00:43:38.480 Before implementing new features, we carry out time-bounded explorations to avoid going off the tracks. During these discovery phases, we deliver proof-of-concepts and findings that allow us to plan and estimate better for the future. While the process might seem longer, it can save valuable time, preventing engaging in pointless side quests down the line.

00:44:34.200 Ultimately, decisions to rewrite full features are made only after thorough consideration. For instance, we spent time evaluating our billing system and decided to pursue a full rewrite based on six weeks' worth of research to enhance our functionality. We also conduct maintenance based on our dependency management. I personally enjoy the satisfaction of performing a bundle update—there’s something gratifying about it!

00:45:23.440 In 2022, we recognized that we needed to take managing dependency upgrades more seriously. So, we began using a tool called Renovate, which adapts to our process rather than the other way around. It assists us in systematically organizing upgrades, and we’ve seen substantial stability improvements thanks to it.

00:46:28.760 However, we still face challenges when it comes to security. For security-related updates, we still utilize Dependabot because of its specificity to security needs. The process of managing dependencies can be complex and evolving, but utilizing tools like Renovate has helped streamline those efforts. Sharing knowledge through caring for dependencies allows developers to catch what others may overlook.

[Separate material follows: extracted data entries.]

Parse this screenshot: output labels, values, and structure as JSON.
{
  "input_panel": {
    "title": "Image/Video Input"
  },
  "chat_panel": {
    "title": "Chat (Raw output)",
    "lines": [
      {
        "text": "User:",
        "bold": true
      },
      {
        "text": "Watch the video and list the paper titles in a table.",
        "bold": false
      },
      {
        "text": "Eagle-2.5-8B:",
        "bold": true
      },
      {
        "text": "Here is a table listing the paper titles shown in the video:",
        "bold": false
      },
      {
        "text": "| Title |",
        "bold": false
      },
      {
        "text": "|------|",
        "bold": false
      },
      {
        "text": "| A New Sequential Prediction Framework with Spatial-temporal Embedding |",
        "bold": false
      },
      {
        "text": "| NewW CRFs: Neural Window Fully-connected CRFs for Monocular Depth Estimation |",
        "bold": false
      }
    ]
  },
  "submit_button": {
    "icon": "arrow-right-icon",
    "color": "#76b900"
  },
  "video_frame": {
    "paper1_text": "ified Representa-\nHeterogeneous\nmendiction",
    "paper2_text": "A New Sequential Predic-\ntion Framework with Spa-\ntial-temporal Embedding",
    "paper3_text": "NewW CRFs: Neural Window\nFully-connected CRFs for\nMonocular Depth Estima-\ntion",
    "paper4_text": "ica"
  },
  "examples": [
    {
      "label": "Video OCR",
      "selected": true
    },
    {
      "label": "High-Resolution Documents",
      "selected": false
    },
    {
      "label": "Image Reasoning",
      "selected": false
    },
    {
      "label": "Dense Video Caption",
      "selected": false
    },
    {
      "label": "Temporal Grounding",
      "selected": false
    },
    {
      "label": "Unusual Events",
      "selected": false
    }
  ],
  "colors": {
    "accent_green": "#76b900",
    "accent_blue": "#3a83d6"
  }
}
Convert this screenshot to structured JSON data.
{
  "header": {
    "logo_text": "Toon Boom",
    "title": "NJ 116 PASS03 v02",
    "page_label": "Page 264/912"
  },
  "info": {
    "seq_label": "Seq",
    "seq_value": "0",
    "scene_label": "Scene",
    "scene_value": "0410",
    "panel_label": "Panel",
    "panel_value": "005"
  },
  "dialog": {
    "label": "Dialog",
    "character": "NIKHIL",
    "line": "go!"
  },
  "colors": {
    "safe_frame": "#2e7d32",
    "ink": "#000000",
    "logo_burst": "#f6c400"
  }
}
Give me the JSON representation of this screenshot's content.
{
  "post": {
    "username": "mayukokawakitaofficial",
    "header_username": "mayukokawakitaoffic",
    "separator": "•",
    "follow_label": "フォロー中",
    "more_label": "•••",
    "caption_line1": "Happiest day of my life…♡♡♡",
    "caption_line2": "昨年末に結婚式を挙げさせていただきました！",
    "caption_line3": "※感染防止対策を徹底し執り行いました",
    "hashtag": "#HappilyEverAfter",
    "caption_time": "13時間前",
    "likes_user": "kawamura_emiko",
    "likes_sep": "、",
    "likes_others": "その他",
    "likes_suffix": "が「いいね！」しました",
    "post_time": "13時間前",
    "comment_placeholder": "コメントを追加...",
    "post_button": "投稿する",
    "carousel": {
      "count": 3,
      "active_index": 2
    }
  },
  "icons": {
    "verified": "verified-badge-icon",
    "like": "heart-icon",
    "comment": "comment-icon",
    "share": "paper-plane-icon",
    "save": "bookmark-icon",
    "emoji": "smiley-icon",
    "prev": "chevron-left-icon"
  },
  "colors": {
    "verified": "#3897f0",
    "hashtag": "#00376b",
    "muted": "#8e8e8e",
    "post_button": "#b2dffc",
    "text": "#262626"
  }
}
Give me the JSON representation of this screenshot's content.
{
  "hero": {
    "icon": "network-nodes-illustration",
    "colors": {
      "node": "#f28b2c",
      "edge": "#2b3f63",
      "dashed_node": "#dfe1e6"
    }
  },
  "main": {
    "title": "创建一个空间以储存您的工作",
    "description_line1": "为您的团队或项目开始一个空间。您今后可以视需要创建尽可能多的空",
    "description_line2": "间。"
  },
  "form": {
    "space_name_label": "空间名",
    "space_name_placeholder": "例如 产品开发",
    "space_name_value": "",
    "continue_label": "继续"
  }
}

00:47:29.560 Moving forward to production involves deploying everything—new updates, dependency changes, etc.—but before anything, we must have trustworthy tests. Without reliable tests, everything falls apart; a thorough test suite needs to be established to maintain quality. We trust our testing suite to hold its ground.

00:48:24.760 This ensures that manual quality assurance work will complement our automated tests as we deploy and follow up in production. Monitoring performance is essential; we use tools like DataDog to analyze and assess application health; you must ensure that your applications are indeed working correctly.

00:49:10.360 We adopt a CI/CD approach—merging small pull requests to maintain smooth deployments. Automating these systems over time has allowed us to be confident in our production changes. We use feature flags custom-built for our applications, ensuring we don’t run long-lived branches before deployments. Feature flags enable us to easily toggle functionalities without major upheavals.

00:50:09.920 Establishing a rollback strategy for any major deployments is critical. Feature flags allow you to turn off problematic features, while reverting non-flagged changes might require full deployments, but we will try to contain any potential damage quickly. Staging environments that resemble production can help us understand the impact of deployments before going live, and through thorough planning, we ensure everything goes smoothly during releases.